Nuovo ospedale: «Ci vuole una struttura unica e flessibile»

In consiglio comunale si discute del nuovo ospedale. Chiusura totale da parte dei 5 Stelle, più aperto al confronto il centrodestra. Il direttore generale dell'Ausl Baldino: «Anche Piacenza avrà la sua Casa della Salute»

Il direttore generale Ausl Luca Baldino e il direttore sanitario Guido Pedrazzini

Ospedale sì, ospedale no. In consiglio comunale si è tenuto un primo giro di opinioni per raccogliere le idee sulla proposta della Regione Emilia Romagna di investire 200 milioni di euro per la costruzione di un nuovo ospedale in città, in sostituzione del “Guglielmo da Saliceto”. «Ci sono risorse straordinarie a disposizione – ha messo le mani avanti l’ingegner Luca Baldino, direttore generale dell’Ausl di Piacenza, sintetizzando informazioni che ha ben illustrato durante le assemblee pubbliche del tavolo del Poc -, nulla a che vedere con ciò che la Regione mette per mantenere le attività ordinarie. Il nostro ospedale sta entrando nel terzo decennio di vita e sta entrando nella parte finale della sua esistenza. Non abbiamo un problema di posti letto, ma un problema di spazi. Lo usiamo sempre di meno per attività di degenza e sempre più per attività ambulatoriali. Il numero di persone che varca la soglia del nostro ospedale è aumentato negli ultimi dieci anni. La struttura a padiglioni del nostro ospedale è altamente inefficiente. Ci costa molto di più delle moderne strutture, ogni reparto funziona in modo autonomo, sono costi di gestione notevoli. Il problema dell’accessibilità alla struttura è importante: il parcheggio non è adeguato ai flussi quotidiani di pazienti e visitatori. Abbiamo tutti i limiti di qualsiasi altra struttura del centro storico. Noi stimiamo che il nuovo ospedale dovrà avere 1500 posti auto. Non possiamo ricostruirlo sull’area attuale: dovremmo chiudere la struttura per 4 anni, impossibile non avere l’ospedale per questo tempo. Nell’area abbiamo strutture del ‘400 e dell’800, vincolate, su cui non possiamo intervenire. Non possiamo abbattere gli edifici storici, metà degli immobili non possiamo toccarli. Non possiamo ricostruire qui, dovremmo rifarlo a padiglioni, ma non sarebbe coerente. Il numero di ricoveri continuerà a calare, ma il numero di persone che varcheranno la soglia aumenterà».

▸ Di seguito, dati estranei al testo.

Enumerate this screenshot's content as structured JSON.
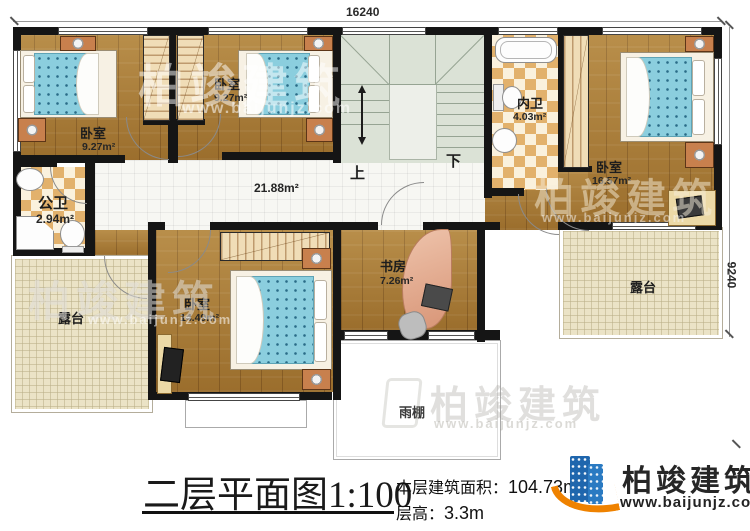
{
  "dimensions": {
    "width_mm": "16240",
    "height_mm": "9240"
  },
  "rooms": {
    "bedroom1": {
      "label": "卧室",
      "area": "9.27m²"
    },
    "bedroom2": {
      "label": "卧室",
      "area": "9.27m²"
    },
    "bedroom3": {
      "label": "卧室",
      "area": "16.57m²"
    },
    "bedroom4": {
      "label": "卧室",
      "area": "14.49m²"
    },
    "study": {
      "label": "书房",
      "area": "7.26m²"
    },
    "public_bath": {
      "label": "公卫",
      "area": "2.94m²"
    },
    "ensuite_bath": {
      "label": "内卫",
      "area": "4.03m²"
    },
    "hallway": {
      "area": "21.88m²"
    },
    "terrace_left": {
      "label": "露台"
    },
    "terrace_right": {
      "label": "露台"
    },
    "canopy": {
      "label": "雨棚"
    }
  },
  "stairs": {
    "up_label": "上",
    "down_label": "下"
  },
  "titleblock": {
    "plan_title": "二层平面图",
    "scale": "1:100",
    "floor_area_label": "本层建筑面积：",
    "floor_area_value": "104.73m²",
    "floor_height_label": "层高：",
    "floor_height_value": "3.3m"
  },
  "brand": {
    "name": "柏竣建筑",
    "website": "www.baijunjz.com"
  },
  "watermark": {
    "name": "柏竣建筑",
    "website": "www.baijunjz.com"
  }
}
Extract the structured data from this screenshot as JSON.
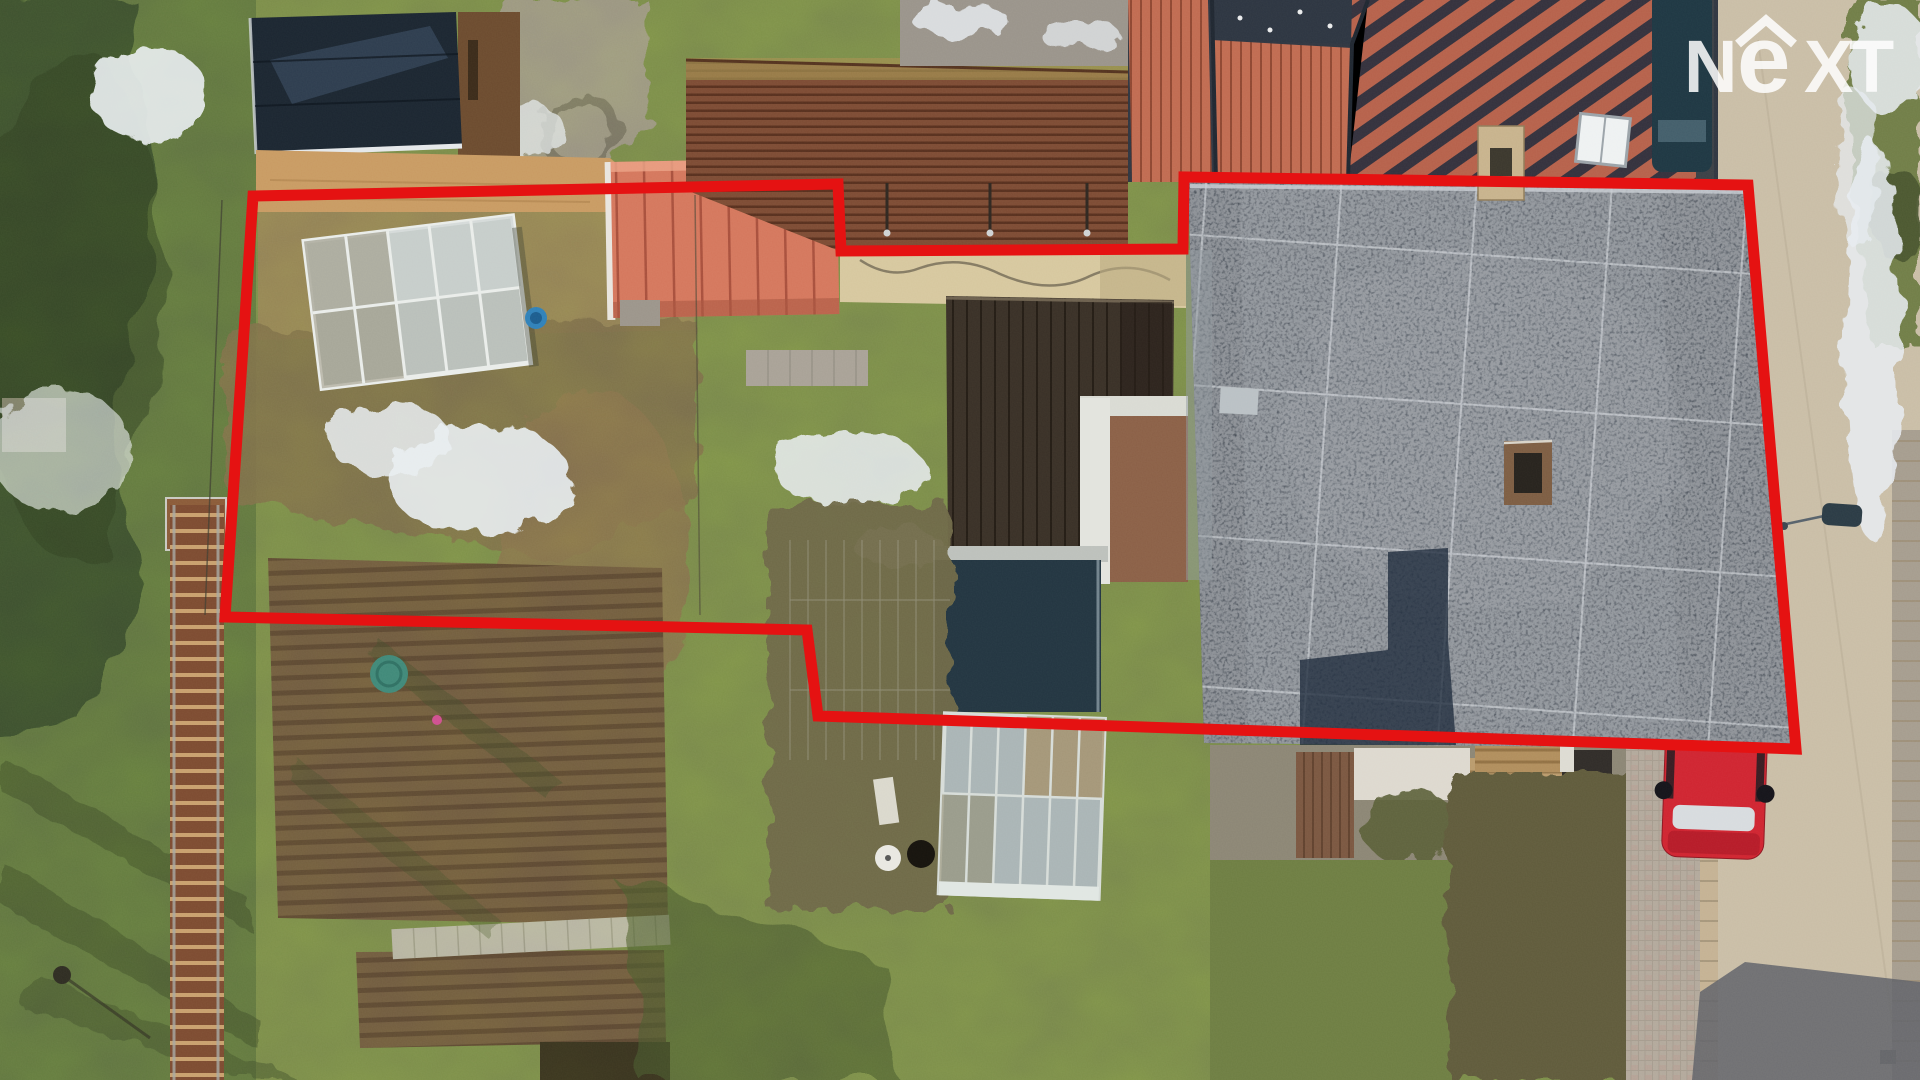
{
  "image": {
    "kind": "aerial-drone-photo",
    "subject": "residential plot with garden, sheds, greenhouses, flat-roof house and street",
    "width": 1920,
    "height": 1080
  },
  "watermark": {
    "brand": "NEXT",
    "letters": {
      "n": "N",
      "e": "e",
      "x": "X",
      "t": "T"
    },
    "icon": "roof-chevron",
    "color": "#ffffff",
    "opacity": 0.85
  },
  "annotation": {
    "label": "property-boundary",
    "color": "#e51212",
    "stroke_width": 11,
    "points": "253,196 838,184 841,251 1183,249 1184,177 1748,185 1796,749 818,716 807,630 225,617"
  },
  "colors": {
    "lawn": "#76854a",
    "lawn_dark": "#5e7140",
    "conifer": "#3a4e2d",
    "scrub": "#8f7c55",
    "bramble": "#7a6a4c",
    "soil": "#6d573f",
    "snow": "#e8edf2",
    "street": "#c9bda6",
    "sidewalk": "#b2a89b",
    "curb": "#c4b193",
    "flat_roof": "#4a515b",
    "roof_seam": "#c3c9cf",
    "roof_shadow": "#1e2a3c",
    "salmon_shed": "#d4765c",
    "brown_shed": "#7c4a33",
    "black_shed": "#1b2530",
    "tiled_roof": "#c06a50",
    "tiled_roof_dark": "#2c3440",
    "deck": "#382f26",
    "greenhouse_glass": "#b9bfba",
    "white_wall": "#e2e3dd",
    "terracotta": "#8a5f46",
    "cream_wall": "#d6c79e",
    "hedge": "#5e5a3a",
    "car_red": "#cf2430",
    "van_dark": "#1e3642",
    "well_lid": "#3f8878",
    "bucket_blue": "#2f80b8",
    "street_shadow": "#5f6268"
  },
  "scene": {
    "elements": [
      "black-roof garden shed (top-left)",
      "glass greenhouse upper garden",
      "salmon red-roof shed",
      "rusty corrugated shed",
      "neighbor tiled roofs (top)",
      "large charcoal flat roof house",
      "wooden terrace deck",
      "second greenhouse (bottom-center)",
      "vegetable soil bed (bottom-left)",
      "wooden walkway",
      "street with paver sidewalk (right)",
      "red parked car",
      "dark van (top-right)",
      "green well lid",
      "snow patches on lawn"
    ]
  }
}
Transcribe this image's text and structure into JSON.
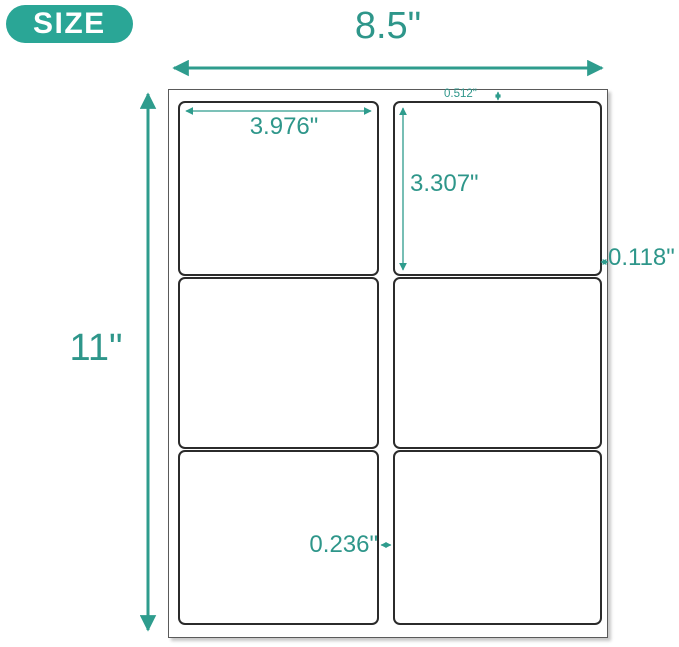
{
  "badge": {
    "label": "SIZE"
  },
  "colors": {
    "accent_badge": "#2AA696",
    "accent_line": "#2E9C8D",
    "accent_text": "#2E968A",
    "label_border": "#2b2b2b",
    "sheet_border": "#5a5a5a"
  },
  "dimensions": {
    "sheet_width": "8.5\"",
    "sheet_height": "11\"",
    "label_width": "3.976\"",
    "label_height": "3.307\"",
    "top_margin": "0.512\"",
    "side_margin": "0.118\"",
    "column_gap": "0.236\""
  },
  "grid": {
    "rows": 3,
    "columns": 2,
    "labels_total": 6
  }
}
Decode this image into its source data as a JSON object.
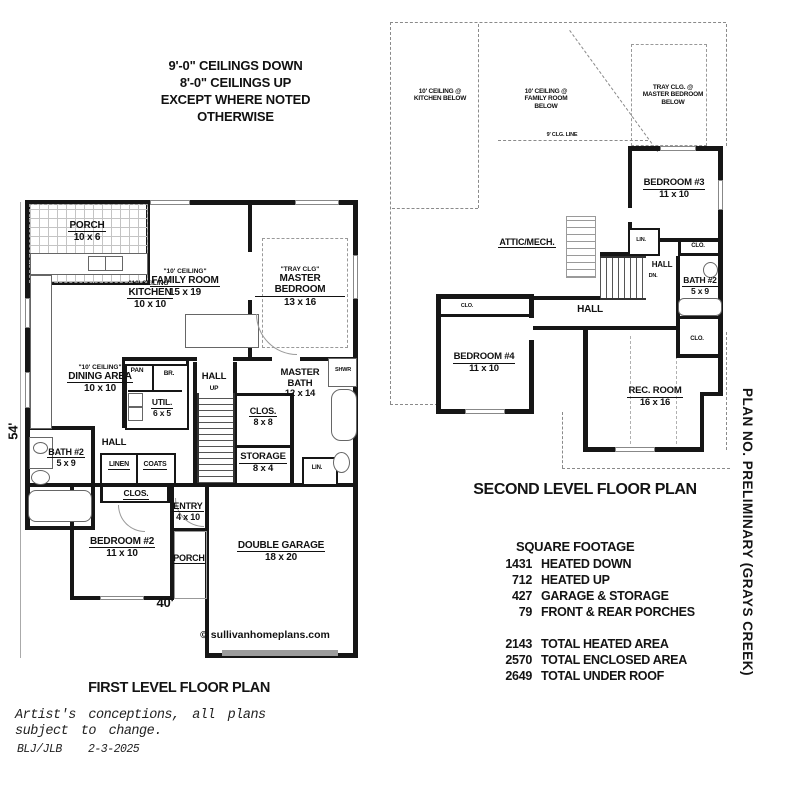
{
  "colors": {
    "ink": "#141414",
    "dash": "#8a8a8a",
    "background": "#ffffff"
  },
  "ceiling_note": {
    "line1": "9'-0\" CEILINGS DOWN",
    "line2": "8'-0\" CEILINGS UP",
    "line3": "EXCEPT WHERE NOTED",
    "line4": "OTHERWISE"
  },
  "first_floor": {
    "title": "FIRST LEVEL FLOOR PLAN",
    "dim_height": "54'",
    "dim_width": "40'",
    "copyright": "© sullivanhomeplans.com",
    "porch_top": {
      "name": "PORCH",
      "size": "10 x 6"
    },
    "kitchen": {
      "ceiling": "\"10' CEILING\"",
      "name": "KITCHEN",
      "size": "10 x 10"
    },
    "family": {
      "ceiling": "\"10' CEILING\"",
      "name": "FAMILY ROOM",
      "size": "15 x 19"
    },
    "master_bedroom": {
      "ceiling": "\"TRAY CLG\"",
      "name": "MASTER BEDROOM",
      "size": "13 x 16"
    },
    "dining": {
      "ceiling": "\"10' CEILING\"",
      "name": "DINING AREA",
      "size": "10 x 10"
    },
    "pantry": "PAN",
    "broom": "BR.",
    "util": {
      "name": "UTIL.",
      "size": "6 x 5"
    },
    "hall_stairs": "HALL",
    "up": "UP",
    "master_bath": {
      "name": "MASTER BATH",
      "size": "12 x 14"
    },
    "shower": "SHWR",
    "master_closet": {
      "name": "CLOS.",
      "size": "8 x 8"
    },
    "storage": {
      "name": "STORAGE",
      "size": "8 x 4"
    },
    "linen_small": "LIN.",
    "hall_lower": "HALL",
    "bath2": {
      "name": "BATH #2",
      "size": "5 x 9"
    },
    "linen": "LINEN",
    "coats": "COATS",
    "closet2": "CLOS.",
    "bedroom2": {
      "name": "BEDROOM #2",
      "size": "11 x 10"
    },
    "entry": {
      "name": "ENTRY",
      "size": "4 x 10"
    },
    "porch_front": "PORCH",
    "garage": {
      "name": "DOUBLE GARAGE",
      "size": "18 x 20"
    }
  },
  "second_floor": {
    "title": "SECOND LEVEL FLOOR PLAN",
    "note_kitchen": "10' CEILING @\nKITCHEN BELOW",
    "note_family": "10' CEILING @\nFAMILY ROOM\nBELOW",
    "note_tray": "TRAY CLG. @\nMASTER BEDROOM\nBELOW",
    "clg_line": "9' CLG. LINE",
    "attic": "ATTIC/MECH.",
    "bedroom3": {
      "name": "BEDROOM #3",
      "size": "11 x 10"
    },
    "closet3": "CLO.",
    "linen": "LIN.",
    "hall_upper": "HALL",
    "down": "DN.",
    "bath2": {
      "name": "BATH #2",
      "size": "5 x 9"
    },
    "closet_bath": "CLO.",
    "bedroom4": {
      "name": "BEDROOM #4",
      "size": "11 x 10"
    },
    "closet4": "CLO.",
    "hall": "HALL",
    "rec_room": {
      "name": "REC. ROOM",
      "size": "16 x 16"
    }
  },
  "square_footage": {
    "title": "SQUARE FOOTAGE",
    "rows": [
      {
        "value": "1431",
        "label": "HEATED DOWN"
      },
      {
        "value": "712",
        "label": "HEATED UP"
      },
      {
        "value": "427",
        "label": "GARAGE & STORAGE"
      },
      {
        "value": "79",
        "label": "FRONT & REAR PORCHES"
      }
    ],
    "totals": [
      {
        "value": "2143",
        "label": "TOTAL HEATED AREA"
      },
      {
        "value": "2570",
        "label": "TOTAL ENCLOSED AREA"
      },
      {
        "value": "2649",
        "label": "TOTAL UNDER ROOF"
      }
    ]
  },
  "plan_no": "PLAN NO.  PRELIMINARY (GRAYS CREEK)",
  "footer": {
    "line1": "Artist's conceptions, all plans",
    "line2": "subject to change.",
    "credit": "BLJ/JLB",
    "date": "2-3-2025"
  }
}
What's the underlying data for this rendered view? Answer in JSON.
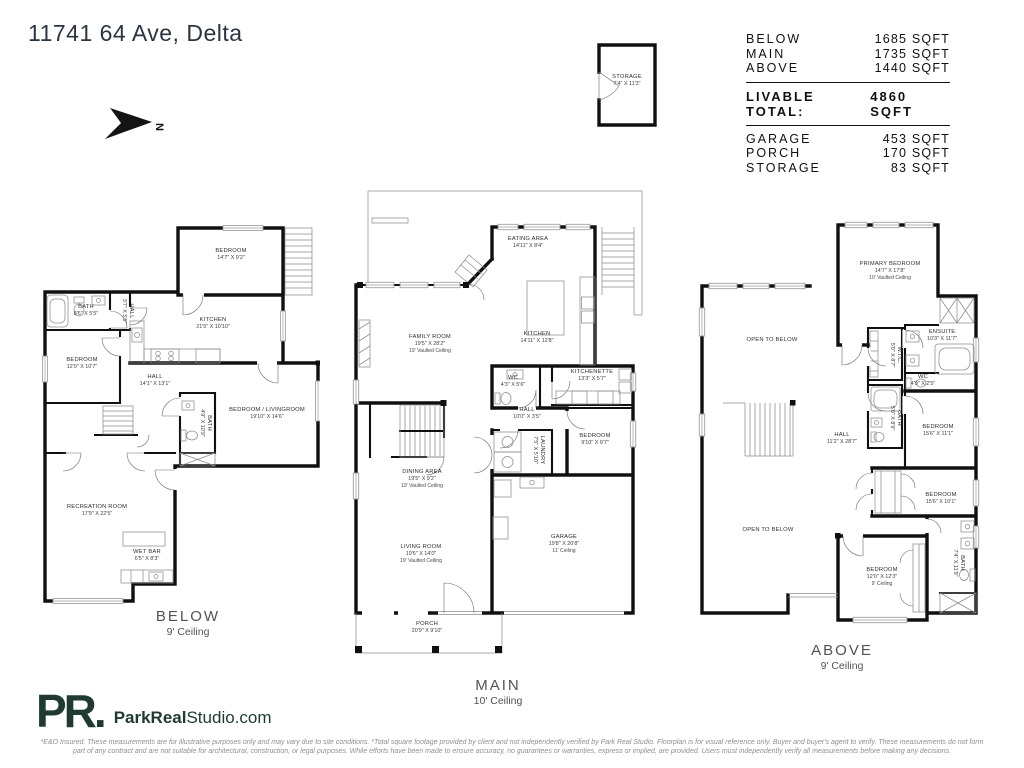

«Rimane da decidere – ha concluso Baldino - dove farlo. Noi daremo parametri tecnici, poi lo lasciamo decidere alla città. Come non possiamo tenerci uno scheletro così grande in centro storico: dovremo pensare anche a questo. Qualche immobile potrebbe essere ancora utilizzato per erogare servizi sanitari. Ma se c’è un progetto di riutilizzo di tutta l’area dell’attuale ospedale si può utilizzare senza problemi».

La proposta ha subito trovato il centrodestra poco convinto. «Abbiamo speso miliardi – ha dichiarato il consigliere del Pdl Marco Tassi - per completare l’ospedale attuale. Ora siamo a sei mesi dalla Elezioni e volete dibattere di questo, un progetto a scadenza del 2026, invece di parlare di tutti i problemi della città. Cresce il mio sgomento per questa Amministrazione: abbiamo continuato a ristrutturare l’attuale ospedale e a spendere soldi. Dovremmo investire sui medici, sui servizi, potenziamo le strutture esistenti con quei soldi. Miglioriamo le prestazioni con l’ospedale esistente e quelli del territorio. Saranno soldi messi dalla Regione, ma sono sempre soldi di noi cittadini. Volete chiudere quelli in provincia, è però giusto avere più presidi sparsi sul territorio».

Anche il Movimento 5 Stelle rifiuta l’ipotesi. «Ci sono parecchie ombre – ha rilevato il capogruppo Mirta Quagliaroli - non si chiarisce l’iter da seguire, non si sa il luogo di costruzione, non sappiamo cosa fare del vecchio. Il costo è di 245 milioni di euro, più l’acquisto dell’area dove costruire il nuovo ospedale. Le risorse ulteriori per coprire gli altri costi come si pensa di trovarli? E cosa facciamo della vecchia struttura? Rischiamo poi di mantenere i vecchi immobili. Non capiamo perché la Regione metta a disposizione i fondi adesso e solo per costruire ex novo, e non per ristrutturare o migliorare le vecchie strutture. Perché non avete valutato tutte le opzioni possibili? E se in futuro ci serviranno nuovi posti letto, dovremo ricostruire ancora una volta un nuovo ospedale su misura? Pensiamo al recupero del patrimonio esistente, non a costruire altri palazzi».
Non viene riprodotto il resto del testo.